Ruff’s upcoming production of As You Like It is adapted by Ho Ka Kei (Jeff Ho), features Jeff Yung as Orlando, and has us thinking about Asian representation (and stereotyping) on stage and screen. This book dives deep into that topic. Let’s discuss!

Interior Chinatown by Charles Yu

Wednesday May 27 at 8pm on Zoom

Interior Chinatown is available as an audiobook, an ebook, through your library, or for 10% off at our favourite indie Toronto bookshop Queen Books (when you mention Ruff Reads!). 

DM us or contact christine@shakespeareintheruff.com for the Zoom link. (Don’t have time to read or watch, but still interested in the conversation? Join us anyway!) 

About Interior Chinatown:

Willis Wu doesn’t perceive himself as the protagonist in his own life: he’s merely Generic Asian Man. Sometimes he gets to be Background Oriental Making a Weird Face or even Disgraced Son, but always he is relegated to a prop. Yet every day, he leaves his tiny room in a Chinatown SRO and enters the Golden Palace restaurant, where Black and White, a procedural cop show, is in perpetual production. He’s a bit player here, too, but he dreams of being Kung Fu Guy—the most respected role that anyone who looks like him can attain. Or is it?

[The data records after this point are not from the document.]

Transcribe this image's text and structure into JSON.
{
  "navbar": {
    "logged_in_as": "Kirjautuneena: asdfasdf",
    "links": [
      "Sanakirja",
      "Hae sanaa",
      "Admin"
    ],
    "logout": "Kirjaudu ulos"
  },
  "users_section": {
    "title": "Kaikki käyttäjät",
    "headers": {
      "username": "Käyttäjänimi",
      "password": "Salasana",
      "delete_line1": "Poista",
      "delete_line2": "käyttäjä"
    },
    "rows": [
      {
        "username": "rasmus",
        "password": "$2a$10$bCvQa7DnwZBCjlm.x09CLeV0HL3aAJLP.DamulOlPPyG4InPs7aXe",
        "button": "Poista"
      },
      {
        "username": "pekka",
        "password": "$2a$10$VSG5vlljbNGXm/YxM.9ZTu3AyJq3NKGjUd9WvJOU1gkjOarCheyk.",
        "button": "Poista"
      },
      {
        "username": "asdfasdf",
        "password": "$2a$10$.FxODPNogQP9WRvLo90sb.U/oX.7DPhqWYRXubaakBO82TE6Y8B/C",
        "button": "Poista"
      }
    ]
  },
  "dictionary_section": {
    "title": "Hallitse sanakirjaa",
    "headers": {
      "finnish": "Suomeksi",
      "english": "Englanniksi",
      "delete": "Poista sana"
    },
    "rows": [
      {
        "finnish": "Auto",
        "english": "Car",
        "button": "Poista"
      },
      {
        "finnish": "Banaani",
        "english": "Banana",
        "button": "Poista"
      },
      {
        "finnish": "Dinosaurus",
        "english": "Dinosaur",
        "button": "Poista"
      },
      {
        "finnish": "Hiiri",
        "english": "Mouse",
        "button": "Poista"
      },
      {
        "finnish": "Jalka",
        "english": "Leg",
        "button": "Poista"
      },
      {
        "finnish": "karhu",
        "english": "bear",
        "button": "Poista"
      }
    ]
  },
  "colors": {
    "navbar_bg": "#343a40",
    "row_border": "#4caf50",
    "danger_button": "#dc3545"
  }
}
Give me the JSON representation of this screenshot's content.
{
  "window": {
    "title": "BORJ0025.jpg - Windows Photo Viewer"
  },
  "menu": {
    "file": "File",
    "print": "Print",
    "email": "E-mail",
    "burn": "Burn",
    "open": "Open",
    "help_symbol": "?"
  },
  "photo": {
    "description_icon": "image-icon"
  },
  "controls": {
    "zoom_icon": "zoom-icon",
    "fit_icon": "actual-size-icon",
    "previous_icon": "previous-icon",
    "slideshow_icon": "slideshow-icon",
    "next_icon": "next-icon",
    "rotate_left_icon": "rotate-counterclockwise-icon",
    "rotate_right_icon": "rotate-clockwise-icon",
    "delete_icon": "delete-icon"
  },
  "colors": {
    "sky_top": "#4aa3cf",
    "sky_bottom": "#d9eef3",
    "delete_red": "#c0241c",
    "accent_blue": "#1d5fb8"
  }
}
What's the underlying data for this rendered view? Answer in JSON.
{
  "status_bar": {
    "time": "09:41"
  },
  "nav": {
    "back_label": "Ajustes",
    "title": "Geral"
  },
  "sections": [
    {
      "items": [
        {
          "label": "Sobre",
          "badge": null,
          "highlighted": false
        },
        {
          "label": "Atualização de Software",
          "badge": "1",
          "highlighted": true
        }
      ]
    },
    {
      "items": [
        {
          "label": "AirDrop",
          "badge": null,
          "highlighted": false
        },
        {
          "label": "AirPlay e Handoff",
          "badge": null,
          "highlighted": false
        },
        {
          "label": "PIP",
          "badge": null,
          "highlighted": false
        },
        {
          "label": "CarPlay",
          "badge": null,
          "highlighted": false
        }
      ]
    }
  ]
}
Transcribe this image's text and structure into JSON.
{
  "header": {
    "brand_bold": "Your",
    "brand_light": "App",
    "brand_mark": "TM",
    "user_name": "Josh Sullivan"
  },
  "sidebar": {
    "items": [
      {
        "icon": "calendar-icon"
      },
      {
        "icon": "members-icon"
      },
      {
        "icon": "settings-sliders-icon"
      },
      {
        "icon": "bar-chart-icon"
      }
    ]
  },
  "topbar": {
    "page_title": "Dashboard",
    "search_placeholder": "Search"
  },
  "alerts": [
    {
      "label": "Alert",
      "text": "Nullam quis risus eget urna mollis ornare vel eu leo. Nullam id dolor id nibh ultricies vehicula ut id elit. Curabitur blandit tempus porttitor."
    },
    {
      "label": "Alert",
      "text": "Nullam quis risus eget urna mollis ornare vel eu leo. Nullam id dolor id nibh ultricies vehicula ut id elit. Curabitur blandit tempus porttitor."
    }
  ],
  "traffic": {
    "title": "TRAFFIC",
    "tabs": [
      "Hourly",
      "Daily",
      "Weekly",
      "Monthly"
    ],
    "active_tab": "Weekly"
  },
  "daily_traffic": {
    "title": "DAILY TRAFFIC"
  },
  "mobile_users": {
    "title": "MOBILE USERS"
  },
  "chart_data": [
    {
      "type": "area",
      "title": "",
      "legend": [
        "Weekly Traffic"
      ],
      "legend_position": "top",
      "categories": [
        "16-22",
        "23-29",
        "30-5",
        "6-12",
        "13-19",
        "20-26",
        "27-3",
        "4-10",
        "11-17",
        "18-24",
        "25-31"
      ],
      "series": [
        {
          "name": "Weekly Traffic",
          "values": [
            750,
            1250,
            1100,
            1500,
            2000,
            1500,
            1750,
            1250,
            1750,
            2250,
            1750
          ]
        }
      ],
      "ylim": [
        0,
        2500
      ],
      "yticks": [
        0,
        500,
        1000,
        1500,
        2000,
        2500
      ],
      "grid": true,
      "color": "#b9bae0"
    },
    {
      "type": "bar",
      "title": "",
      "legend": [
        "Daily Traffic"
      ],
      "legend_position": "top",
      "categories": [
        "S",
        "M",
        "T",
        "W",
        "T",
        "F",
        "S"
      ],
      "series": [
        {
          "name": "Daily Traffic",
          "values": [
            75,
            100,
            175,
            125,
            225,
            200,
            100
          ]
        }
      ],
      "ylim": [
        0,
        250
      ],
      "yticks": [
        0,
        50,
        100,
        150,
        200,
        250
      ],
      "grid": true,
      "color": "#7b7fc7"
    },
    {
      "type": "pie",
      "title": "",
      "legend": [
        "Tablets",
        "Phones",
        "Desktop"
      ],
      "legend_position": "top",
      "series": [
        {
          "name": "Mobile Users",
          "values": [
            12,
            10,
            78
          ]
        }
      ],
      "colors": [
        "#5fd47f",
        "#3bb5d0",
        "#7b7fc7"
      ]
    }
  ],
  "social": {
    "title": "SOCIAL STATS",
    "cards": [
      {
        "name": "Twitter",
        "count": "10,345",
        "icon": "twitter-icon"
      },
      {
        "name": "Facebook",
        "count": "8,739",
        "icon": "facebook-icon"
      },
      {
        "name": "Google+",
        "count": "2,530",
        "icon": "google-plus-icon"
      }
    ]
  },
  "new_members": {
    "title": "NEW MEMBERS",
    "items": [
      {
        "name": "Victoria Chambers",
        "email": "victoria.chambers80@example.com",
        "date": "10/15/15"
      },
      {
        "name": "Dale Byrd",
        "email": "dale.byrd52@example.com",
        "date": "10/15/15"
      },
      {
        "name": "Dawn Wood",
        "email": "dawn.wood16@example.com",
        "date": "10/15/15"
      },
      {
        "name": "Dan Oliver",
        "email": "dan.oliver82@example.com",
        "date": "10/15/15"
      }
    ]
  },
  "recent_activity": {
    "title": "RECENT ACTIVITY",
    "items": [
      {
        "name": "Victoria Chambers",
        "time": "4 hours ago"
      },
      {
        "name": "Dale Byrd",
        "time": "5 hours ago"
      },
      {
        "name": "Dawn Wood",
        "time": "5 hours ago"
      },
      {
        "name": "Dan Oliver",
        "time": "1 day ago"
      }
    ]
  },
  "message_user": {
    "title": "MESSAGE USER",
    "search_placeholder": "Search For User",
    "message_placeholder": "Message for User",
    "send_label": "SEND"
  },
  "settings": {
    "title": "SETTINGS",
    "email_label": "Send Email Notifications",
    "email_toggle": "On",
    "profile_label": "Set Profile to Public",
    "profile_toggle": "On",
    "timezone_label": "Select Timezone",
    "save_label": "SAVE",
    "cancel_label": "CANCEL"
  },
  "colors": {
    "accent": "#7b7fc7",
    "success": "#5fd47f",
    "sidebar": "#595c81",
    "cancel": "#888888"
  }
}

After stumbling into the spotlight, Willis finds himself launched into a wider world than he’s ever known, discovering not only the secret history of Chinatown, but the buried legacy of his own family. Infinitely inventive and deeply personal, exploring the themes of pop culture, assimilation, and immigration—Interior Chinatown is Charles Yu’s most moving, daring, and masterful novel yet.

About Charles Yu:

Charles Yu is the author of four books, including Interior Chinatown (the winner of the 2020 National Book Award for fiction), and the novel How to Live Safely in a Science Fictional Universe (a New York Times Notable Book and a Time magazine best book of the year). He received the National Book Foundation’s 5 Under 35 Award and was nominated for two Writers Guild of America Awards for his work on the HBO series, Westworld. He has also written for shows on FX, AMC, and HBO. His fiction and nonfiction have appeared in The New Yorker, The New York Times, The Wall Street Journal, and Wired, among other publications. Together with TaiwaneseAmerican.org, he established the Betty L. Yu and Jin C. Yu Writing Prizes, in honor of his parents.